Special note: If Djblets is installed on a platform running
Python 2.5 or earlier, this code will fall back to the earlier,
less-secure eval() routine. Djblets upstream strongly recommends
migrating such deployments to a more recent version of Python.

It is noted that the primary consumer of this library - Review Board - is not believed to be vulnerable to this issue, as there are other safeguards in place.
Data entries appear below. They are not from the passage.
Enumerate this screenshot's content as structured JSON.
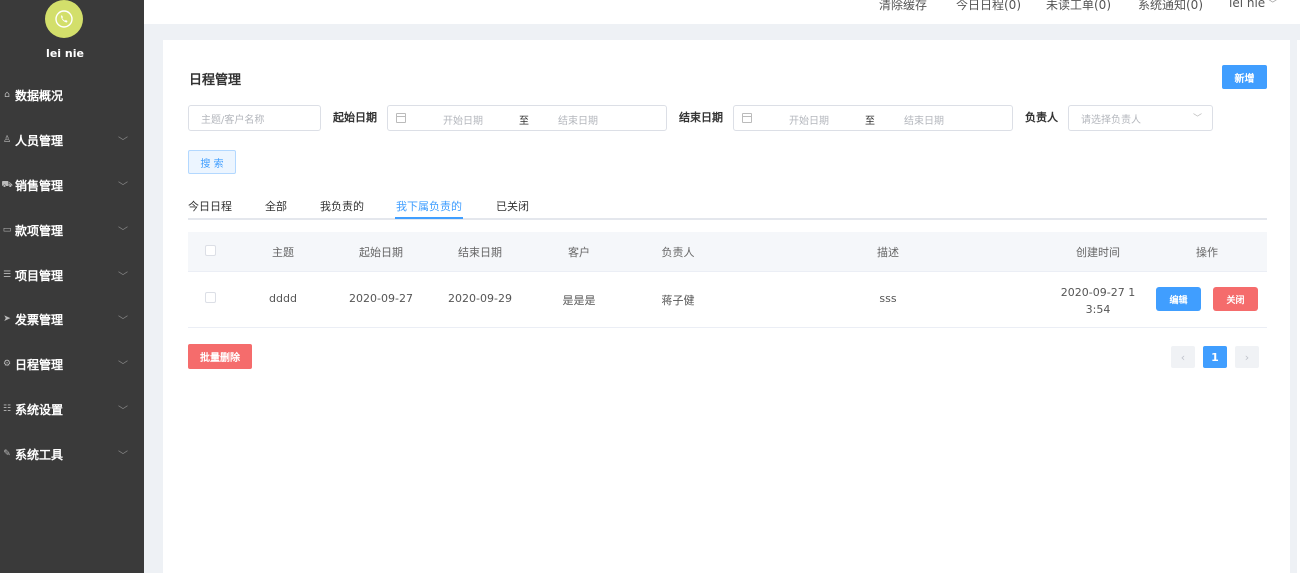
{
  "sidebar": {
    "username": "lei nie",
    "items": [
      {
        "label": "数据概况",
        "icon": "home-icon",
        "glyph": "⌂",
        "expandable": false
      },
      {
        "label": "人员管理",
        "icon": "user-icon",
        "glyph": "♙",
        "expandable": true
      },
      {
        "label": "销售管理",
        "icon": "cart-icon",
        "glyph": "⛟",
        "expandable": true
      },
      {
        "label": "款项管理",
        "icon": "money-icon",
        "glyph": "▭",
        "expandable": true
      },
      {
        "label": "项目管理",
        "icon": "database-icon",
        "glyph": "☰",
        "expandable": true
      },
      {
        "label": "发票管理",
        "icon": "send-icon",
        "glyph": "➤",
        "expandable": true
      },
      {
        "label": "日程管理",
        "icon": "gear-icon",
        "glyph": "⚙",
        "expandable": true
      },
      {
        "label": "系统设置",
        "icon": "users-icon",
        "glyph": "☷",
        "expandable": true
      },
      {
        "label": "系统工具",
        "icon": "wrench-icon",
        "glyph": "✎",
        "expandable": true
      }
    ]
  },
  "topbar": {
    "clear_cache": "清除缓存",
    "today_schedule": "今日日程(0)",
    "unread_orders": "未读工单(0)",
    "notifications": "系统通知(0)",
    "user": "lei nie"
  },
  "page": {
    "title": "日程管理",
    "add_button": "新增",
    "filters": {
      "subject_placeholder": "主题/客户名称",
      "start_date_label": "起始日期",
      "end_date_label": "结束日期",
      "range_start": "开始日期",
      "range_sep": "至",
      "range_end": "结束日期",
      "owner_label": "负责人",
      "owner_placeholder": "请选择负责人"
    },
    "search_button": "搜 索",
    "tabs": [
      "今日日程",
      "全部",
      "我负责的",
      "我下属负责的",
      "已关闭"
    ],
    "active_tab": "我下属负责的",
    "table": {
      "headers": [
        "主题",
        "起始日期",
        "结束日期",
        "客户",
        "负责人",
        "描述",
        "创建时间",
        "操作"
      ],
      "rows": [
        {
          "subject": "dddd",
          "start": "2020-09-27",
          "end": "2020-09-29",
          "customer": "是是是",
          "owner": "蒋子健",
          "desc": "sss",
          "created_line1": "2020-09-27 1",
          "created_line2": "3:54",
          "edit": "编辑",
          "close": "关闭"
        }
      ]
    },
    "batch_delete": "批量删除",
    "pagination": {
      "prev": "‹",
      "current": "1",
      "next": "›"
    }
  },
  "colors": {
    "primary": "#409eff",
    "danger": "#f56c6c",
    "sidebar": "#3a3a3a",
    "avatar": "#d3df6b"
  }
}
However, it is possible that other unknown consumers of this library are at risk.

=== Acknowledgements ===
Christian Hammond, lead upstream developer of Review Board is credited
with discovering and correcting this vulnerability.

=== Embargo Information ===
Upstream has coordinated with packagers of various distributions and cloud application vendors to lift the embargo on Thursday, October 8, 2013. This BZ should become public at that time.

Upstream has requested that Red Hat please coordinate the issuance of a CVE for this vulnerability.

Comment 1 Vincent Danen 2013-10-08 14:34:55 UTC
Embargo lifts Thursday October 10th.

Comment 2 Murray McAllister 2013-10-10 23:54:30 UTC
Created python-djblets tracking bugs for this issue:

Affects: fedora-all [bug 1018001]
Affects: epel-6 [bug 1018002]

Comment 4 Fedora Update System 2013-10-29 03:39:55 UTC
ReviewBoard-1.7.16-2.fc19, python-djblets-0.7.21-1.fc19 has been pushed to the Fedora 19 stable repository.  If problems still persist, please make note of it in this bug report.

Comment 5 Fedora Update System 2013-10-29 03:43:40 UTC
ReviewBoard-1.7.16-2.fc18, python-djblets-0.7.21-1.fc18 has been pushed to the Fedora 18 stable repository.  If problems still persist, please make note of it in this bug report.

Comment 6 Fedora Update System 2013-11-01 21:09:38 UTC
python-djblets-0.7.21-1.el6, ReviewBoard-1.7.16-2.el6.1 has been pushed to the Fedora EPEL 6 stable repository.  If problems still persist, please make note of it in this bug report.

Comment 7 Fedora Update System 2013-11-10 06:46:37 UTC
ReviewBoard-1.7.16-2.fc20, python-djblets-0.7.21-1.fc20 has been pushed to the Fedora 20 stable repository.  If problems still persist, please make note of it in this bug report.

Comment 8 Vincent Danen 2013-12-24 20:23:24 UTC

Red Hat would like to thank the Review Board project for reporting this issue. Upstream acknowledges Frederik Braun from Mozilla as the original reporter.